In a dimly lit bar tucked away in Mtandire, one of Lilongwe’s largest informal settlements, 32-year-old bartender Ben Manda wiped his tired eyes and poured yet another drink. He had been working nonstop for 36 hours, juggling back-to-back shifts to support his family of four.
“I haven’t been home in three days,” Manda said. “Times are tough.”
Manda’s exhaustion reflects a broader crisis gripping Malawi as the country battles deepening economic instability, worsened by foreign aid reductions, soaring debt levels, and the ripple effects of global and domestic shocks.
Above him, a flickering television broadcast reports of unpaid civil service salaries, budget deficits, and a cost-of-living crisis that has sent inflation soaring to 28.5% this year. Manda, like many Malawians, blames political mismanagement for the worsening situation.
“Our leaders divert the money from its intended use,” he said, referring to widespread accusations of aid misuse.
Malawi, a country of 21 million where over two-thirds live in extreme poverty according to the World Bank, has long relied heavily on foreign assistance. But this year, key donors including USAID, the UK, and others have scaled back their support, dealing a major blow to the economy.
The impact has been severe. “Since 2013, Malawi has lost an estimated five percent of its GDP annually—about $545 million—due to reduced donor assistance,” said Agness Nyirongo, an economic governance officer at the Centre for Social Concern.
Willy Kambwandira of the Centre for Social Accountability and Transparency warned that limited domestic revenues are now being funneled toward debt repayment at the cost of vital public services.
The International Monetary Fund (IMF) recently ranked Malawi among six countries with unsustainable debt levels. Between March 2020 and March 2024, public debt ballooned from 48% to 93% of GDP. The IMF cites emergency spending for the COVID-19 pandemic, the fallout from three cyclones, high inflation, and volatile exchange rates as key drivers of the debt surge.
Experts also point to structural weaknesses and overdependence on a single commodity: tobacco, which accounts for 60% of Malawi’s export earnings. Falling global prices have slashed foreign exchange inflows, exacerbating the country’s chronic trade deficits.
“The lack of export diversification continues to haunt Malawi’s economy,” said Bertha Chikadza, a university lecturer and president of the Economics Association of Malawi. “Debt servicing now consumes nearly half of all government revenue, leaving little room for critical sectors like health and education.”
Frustration has spilled onto the streets, with protests erupting in major cities over inflation, tax hikes, and deep cuts to public spending.

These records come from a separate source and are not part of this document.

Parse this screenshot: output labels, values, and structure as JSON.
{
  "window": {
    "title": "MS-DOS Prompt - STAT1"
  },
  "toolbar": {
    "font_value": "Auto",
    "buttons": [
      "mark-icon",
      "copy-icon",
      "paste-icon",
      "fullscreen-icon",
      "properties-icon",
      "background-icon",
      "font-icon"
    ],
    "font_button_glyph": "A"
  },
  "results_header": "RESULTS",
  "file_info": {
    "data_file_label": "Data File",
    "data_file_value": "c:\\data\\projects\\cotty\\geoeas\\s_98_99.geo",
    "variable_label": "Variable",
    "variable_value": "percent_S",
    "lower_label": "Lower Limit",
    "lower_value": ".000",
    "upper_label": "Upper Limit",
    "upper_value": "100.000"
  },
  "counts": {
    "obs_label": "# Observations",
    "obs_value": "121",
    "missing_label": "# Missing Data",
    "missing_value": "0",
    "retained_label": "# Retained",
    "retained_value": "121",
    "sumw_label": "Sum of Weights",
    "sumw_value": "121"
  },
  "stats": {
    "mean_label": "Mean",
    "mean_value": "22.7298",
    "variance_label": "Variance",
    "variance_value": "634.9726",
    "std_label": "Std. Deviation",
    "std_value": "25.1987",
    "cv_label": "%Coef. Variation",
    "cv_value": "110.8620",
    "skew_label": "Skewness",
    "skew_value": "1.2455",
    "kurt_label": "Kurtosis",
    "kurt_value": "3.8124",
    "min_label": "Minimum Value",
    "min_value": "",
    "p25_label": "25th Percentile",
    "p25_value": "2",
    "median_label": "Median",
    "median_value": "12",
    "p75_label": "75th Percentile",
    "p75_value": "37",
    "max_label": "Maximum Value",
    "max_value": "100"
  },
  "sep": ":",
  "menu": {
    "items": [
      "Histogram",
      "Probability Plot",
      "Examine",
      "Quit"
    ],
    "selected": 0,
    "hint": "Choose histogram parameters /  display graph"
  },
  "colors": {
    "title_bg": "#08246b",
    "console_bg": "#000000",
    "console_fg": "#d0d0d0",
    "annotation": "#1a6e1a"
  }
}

As the country prepares for general elections in September, President Lazarus Chakwera—seeking re-election—has intensified calls for global debt relief. Speaking at the UN General Assembly last year, he pleaded for what he called “breathing space” for Malawi and similarly burdened African nations.
Debt relief is a central issue for the G20 under South Africa’s presidency—marking the first time an African country has held the role. The South African government notes that over half of Africa’s 1.3 billion people live in nations that spend more on interest payments than on health, education, or infrastructure.
But writing off debt isn’t the answer, said David McNair, executive director for global policy at the One Campaign. “Developing countries like Malawi need access to more borrowing to invest in their future, especially given their growing populations,” he said.
The real issue, McNair argued, is that debt is simply too costly. He urged the G20 to address the role of ratings agencies and to explore mechanisms that could unlock affordable private financing for struggling nations.
As leaders debate long-term solutions, ordinary Malawians like Manda are left to shoulder the consequences. “We are just trying to survive,” he said quietly, before turning back to the bar.